Implanteerbare defibrillator
Contactgegevens
Wanneer is een implanteerbare defibrillator aangewezen?
Een implanteerbare defibrillator wordt aanbevolen bij mensen met een verhoogd risico op gevaarlijke hartritmestoornissen. Dit kan het geval zijn bij:
- Een eerder doorgemaakte hartstilstand
- Een ernstige hartziekte of hartspierzwakte
- Erfelijke aandoeningen met verhoogd risico op hartritmestoornissen
- Bepaalde vormen van hartfalen
Hoe werkt een implanteerbare defibrillator?
De defibrillator bestaat uit een batterij met elektronica en één of meerdere elektroden die naar het hart lopen. Het toestel detecteert voortdurend het hartritme, corrigeert een te snel ritme met elektrische pulsen en onderbreekt levensbedreigende ritmestoornissen met een schok.
Sommige defibrillators werken ook als pacemaker die bij een te traag hartritme extra impulsen geeft.
De plaatsing
De plaatsing van de defibrillator gebeurt onder plaatselijke verdoving of lichte verdoving. Het toestel wordt via een kleine snede ingebracht en de elektroden worden via een bloedvat naar het hart geleid.
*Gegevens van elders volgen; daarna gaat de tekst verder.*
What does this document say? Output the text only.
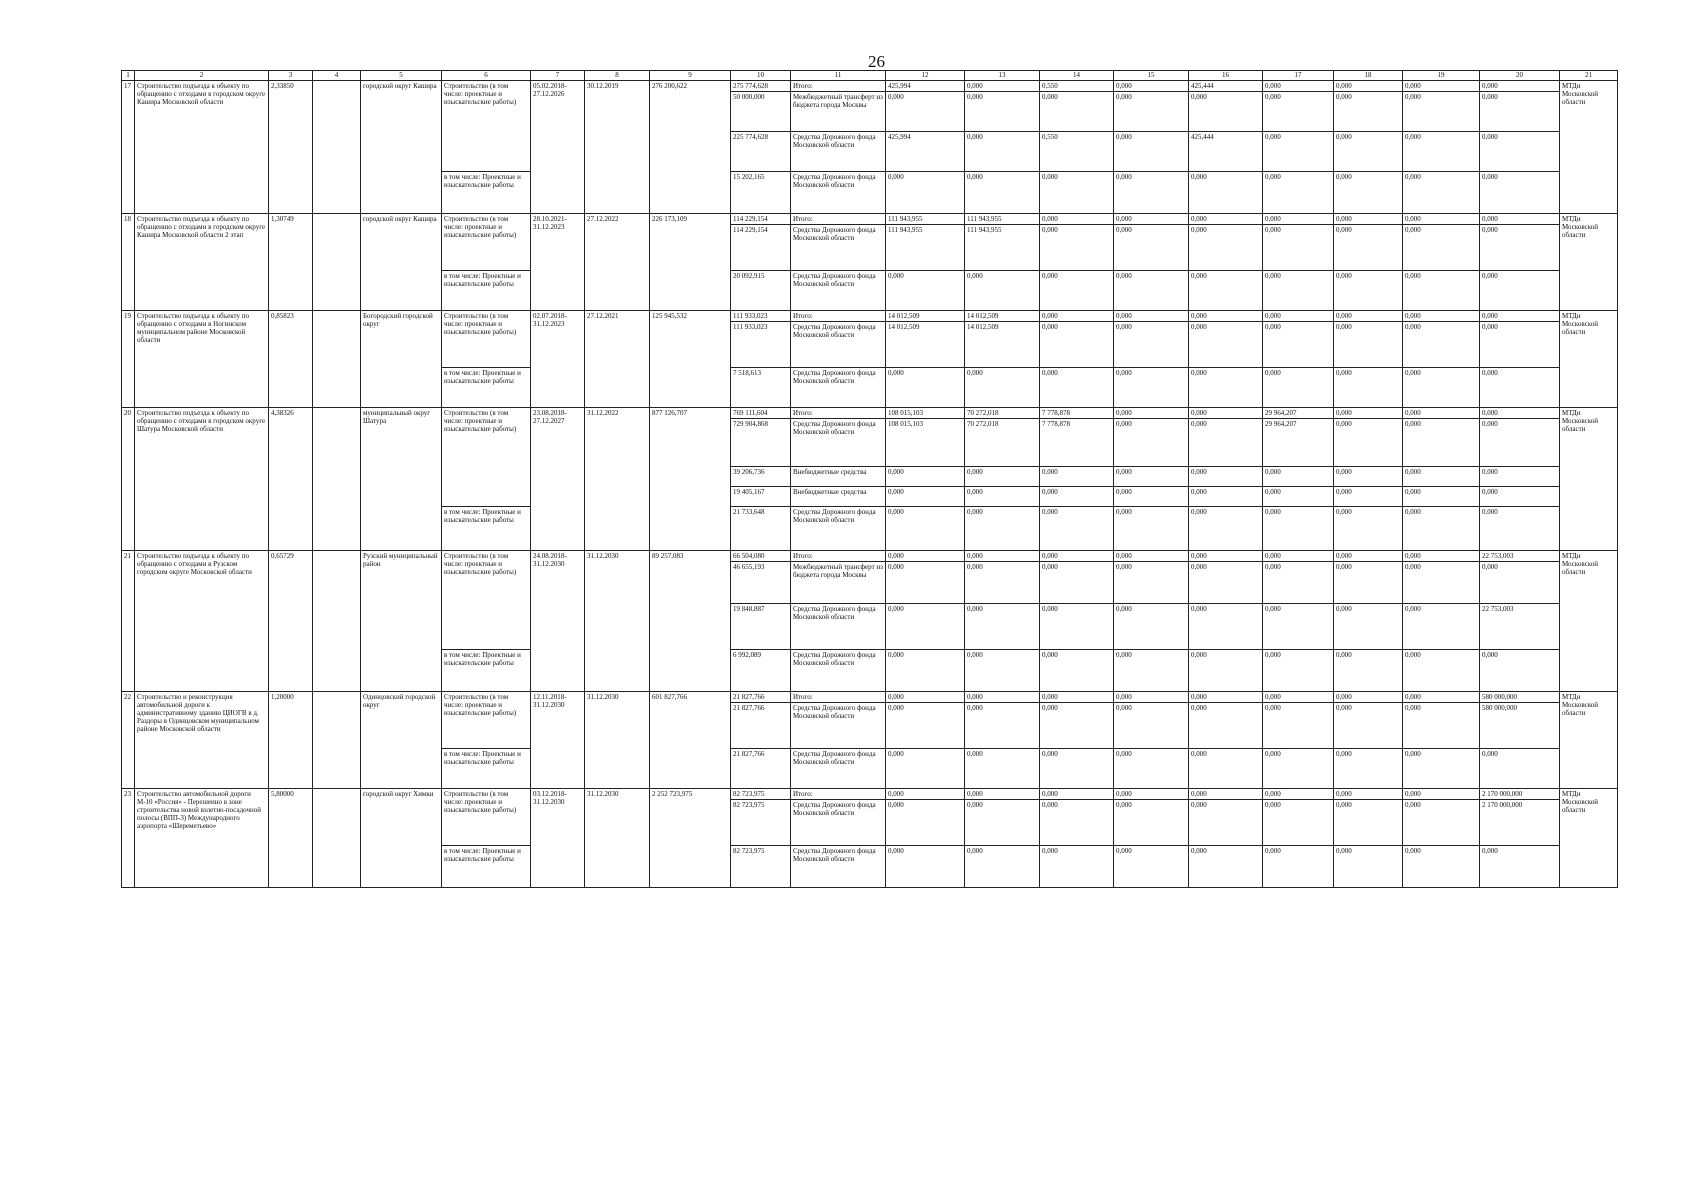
26
1	2	3	4	5	6	7	8	9	10	11	12	13	14	15	16	17	18	19	20	21
17	Строительство подъезда к объекту по обращению с отходами в городском округе Кашира Московской области	2,33850		городской округ Кашира	Строительство (в том числе: проектные и изыскательские работы)	05.02.2018-27.12.2026	30.12.2019	276 200,622	275 774,628	Итого:	425,994	0,000	0,550	0,000	425,444	0,000	0,000	0,000	0,000	МТДи Московской области
									50 000,000	Межбюджетный трансферт из бюджета города Москвы	0,000	0,000	0,000	0,000	0,000	0,000	0,000	0,000	0,000	
									225 774,628	Средства Дорожного фонда Московской области	425,994	0,000	0,550	0,000	425,444	0,000	0,000	0,000	0,000	
					в том числе: Проектные и изыскательские работы				15 202,165	Средства Дорожного фонда Московской области	0,000	0,000	0,000	0,000	0,000	0,000	0,000	0,000	0,000	
18	Строительство подъезда к объекту по обращению с отходами в городском округе Кашира Московской области 2 этап	1,30749		городской округ Кашира	Строительство (в том числе: проектные и изыскательские работы)	28.10.2021-31.12.2023	27.12.2022	226 173,109	114 229,154	Итого:	111 943,955	111 943,955	0,000	0,000	0,000	0,000	0,000	0,000	0,000	МТДи Московской области
									114 229,154	Средства Дорожного фонда Московской области	111 943,955	111 943,955	0,000	0,000	0,000	0,000	0,000	0,000	0,000	
					в том числе: Проектные и изыскательские работы				20 092,915	Средства Дорожного фонда Московской области	0,000	0,000	0,000	0,000	0,000	0,000	0,000	0,000	0,000	
19	Строительство подъезда к объекту по обращению с отходами в Ногинском муниципальном районе Московской области	0,85823		Богородский городской округ	Строительство (в том числе: проектные и изыскательские работы)	02.07.2018-31.12.2023	27.12.2021	125 945,532	111 933,023	Итого:	14 012,509	14 012,509	0,000	0,000	0,000	0,000	0,000	0,000	0,000	МТДи Московской области
									111 933,023	Средства Дорожного фонда Московской области	14 012,509	14 012,509	0,000	0,000	0,000	0,000	0,000	0,000	0,000	
					в том числе: Проектные и изыскательские работы				7 518,613	Средства Дорожного фонда Московской области	0,000	0,000	0,000	0,000	0,000	0,000	0,000	0,000	0,000	
20	Строительство подъезда к объекту по обращению с отходами в городском округе Шатура Московской области	4,38326		муниципальный округ Шатура	Строительство (в том числе: проектные и изыскательские работы)	23.08.2018-27.12.2027	31.12.2022	877 126,707	769 111,604	Итого:	108 015,103	70 272,018	7 778,878	0,000	0,000	29 964,207	0,000	0,000	0,000	МТДи Московской области
									729 904,868	Средства Дорожного фонда Московской области	108 015,103	70 272,018	7 778,878	0,000	0,000	29 964,207	0,000	0,000	0,000	
									39 206,736	Внебюджетные средства	0,000	0,000	0,000	0,000	0,000	0,000	0,000	0,000	0,000	
									19 405,167	Внебюджетные средства	0,000	0,000	0,000	0,000	0,000	0,000	0,000	0,000	0,000	
					в том числе: Проектные и изыскательские работы				21 733,648	Средства Дорожного фонда Московской области	0,000	0,000	0,000	0,000	0,000	0,000	0,000	0,000	0,000	
21	Строительство подъезда к объекту по обращению с отходами в Рузском городском округе Московской области	0,65729		Рузский муниципальный район	Строительство (в том числе: проектные и изыскательские работы)	24.08.2018-31.12.2030	31.12.2030	89 257,083	66 504,080	Итого:	0,000	0,000	0,000	0,000	0,000	0,000	0,000	0,000	22 753,003	МТДи Московской области
									46 655,193	Межбюджетный трансферт из бюджета города Москвы	0,000	0,000	0,000	0,000	0,000	0,000	0,000	0,000	0,000	
									19 848,887	Средства Дорожного фонда Московской области	0,000	0,000	0,000	0,000	0,000	0,000	0,000	0,000	22 753,003	
					в том числе: Проектные и изыскательские работы				6 992,089	Средства Дорожного фонда Московской области	0,000	0,000	0,000	0,000	0,000	0,000	0,000	0,000	0,000	
22	Строительство и реконструкция автомобильной дороги к административному зданию ЦИОГВ в д. Раздоры в Одинцовском муниципальном районе Московской области	1,20000		Одинцовский городской округ	Строительство (в том числе: проектные и изыскательские работы)	12.11.2018-31.12.2030	31.12.2030	601 827,766	21 827,766	Итого:	0,000	0,000	0,000	0,000	0,000	0,000	0,000	0,000	580 000,000	МТДи Московской области
									21 827,766	Средства Дорожного фонда Московской области	0,000	0,000	0,000	0,000	0,000	0,000	0,000	0,000	580 000,000	
					в том числе: Проектные и изыскательские работы				21 827,766	Средства Дорожного фонда Московской области	0,000	0,000	0,000	0,000	0,000	0,000	0,000	0,000	0,000	
23	Строительство автомобильной дороги М-10 «Россия» - Перешеино в зоне строительства новой взлетно-посадочной полосы (ВПП-3) Международного аэропорта «Шереметьево»	5,80000		городской округ Химки	Строительство (в том числе: проектные и изыскательские работы)	03.12.2018-31.12.2030	31.12.2030	2 252 723,975	82 723,975	Итого:	0,000	0,000	0,000	0,000	0,000	0,000	0,000	0,000	2 170 000,000	МТДи Московской области
									82 723,975	Средства Дорожного фонда Московской области	0,000	0,000	0,000	0,000	0,000	0,000	0,000	0,000	2 170 000,000	
					в том числе: Проектные и изыскательские работы				82 723,975	Средства Дорожного фонда Московской области	0,000	0,000	0,000	0,000	0,000	0,000	0,000	0,000	0,000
Leven met een implanteerbare defibrillator
Je voelt de defibrillator meestal niet, behalve bij een schokmoment. Sterke schokken kunnen even pijnlijk zijn, maar zijn levensreddend.
Het toestel wordt op regelmatige basis gecontroleerd in het ziekenhuis. De batterij gaat gemiddeld vijf tot tien jaar mee. Mensen met een defibrillator kunnen meestal hun gewone leven hervatten.